I remember a restaurant in my neighborhood that looked very alluring. You would walk down a few steps and enter one of those dimly lit havens for the city’s elite. I heard that people like Paul McCartney went there; I perhaps felt too intimidated to dine there myself. Also, they served only raw food, though supposedly they took it to astonishing culinary heights.
I also remember reading about the scandal that ended the restaurant, a story I recently revisited watching the documentary Bad Vegan. The owner was young and glamorous and had the savvy to run a Manhattan hotspot that specialized in world-class food and clientele. She was also a good person. She gave free meals to friends in need, including a writer acquaintance of mine who was struggling financially.
Then she became romantically involved with a sketchy guy who wore Rolexes and flashed money and claimed to make his fortune in black ops and other things. The kind of guy whom everyone could see was bad news.

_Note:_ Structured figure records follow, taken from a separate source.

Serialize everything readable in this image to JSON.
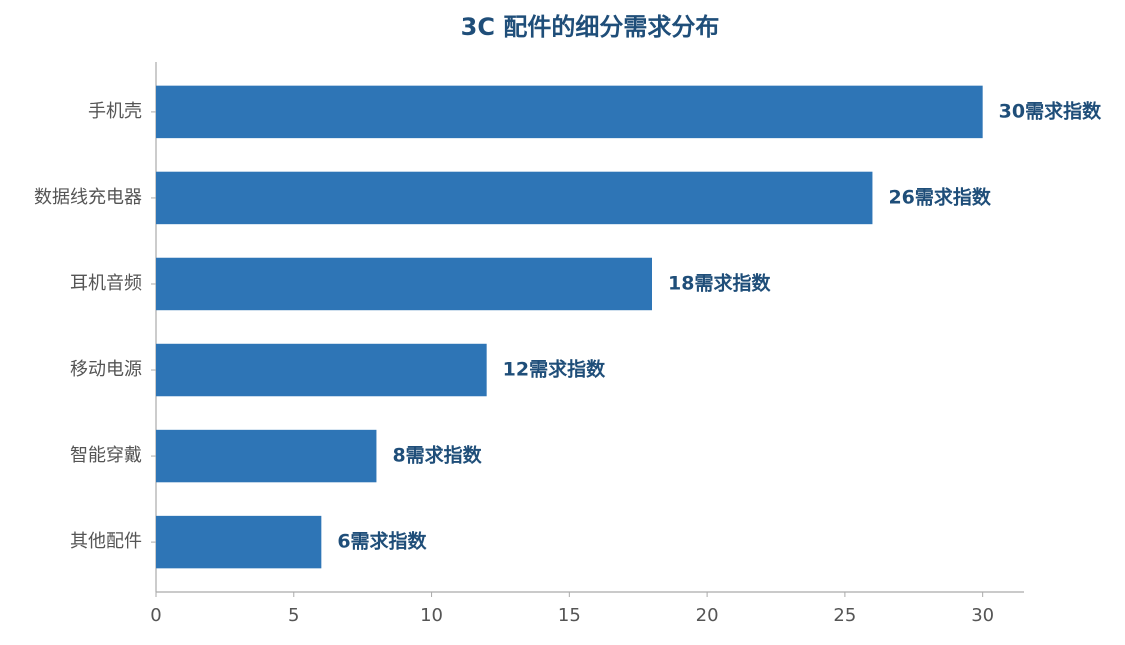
{
  "chart_data": {
    "type": "barh",
    "title": "3C 配件的细分需求分布",
    "categories": [
      "手机壳",
      "数据线充电器",
      "耳机音频",
      "移动电源",
      "智能穿戴",
      "其他配件"
    ],
    "values": [
      30,
      26,
      18,
      12,
      8,
      6
    ],
    "value_labels": [
      "30需求指数",
      "26需求指数",
      "18需求指数",
      "12需求指数",
      "8需求指数",
      "6需求指数"
    ],
    "color": "#2e75b6",
    "xlim": [
      0,
      31.5
    ],
    "xticks": [
      0,
      5,
      10,
      15,
      20,
      25,
      30
    ],
    "grid": false
  }
}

And, no, he wasn’t even attractive.
He scammed her into crime and out of money until she lost the restaurant and ended up in prison.
What drew this woman-with-everything to this guy? Loneliness, low self-esteem, imposter syndrome? It’s not entirely clear even after viewing the doc. Not everything is knowable about people.
Some of us may be more mysterious than others, but I believe there lies mystery inside pretty much everyone—things even those closest to them don’t understand. I feel that way about my wife and daughter, for example. And I bet they feel that way about me.
When we’re telling stories, true or made-up, it’s a good thing to keep in mind. What is the mystery of a character—a hidden hole, an unseen flaw, a secret no one can know? The mystery doesn’t need to be explained (like Rosebud in Citizen Kane); it’s enough that it’s there.
Do you fully understand Heathcliff and Catherine in Wuthering Heights? Captain Willard and Colonel Kurtz in Apocalypse Now? Celie in The Color Purple? Don in Mad Men?
I’m reminded of another documentary, Jacob, about a guy who used to teach for Gotham, Jacob Appel—along with being a prolific writer, he’s a doctor, psychiatrist, lawyer, and tour guide with nine advanced degrees. I wrote about him here. The filmmaker is asking Jacob questions, attempting to find what drives him, what makes him who he is. Jacob, resistant to too much probing, says something to the effect: If you peel the onion too far, there’s nothing left.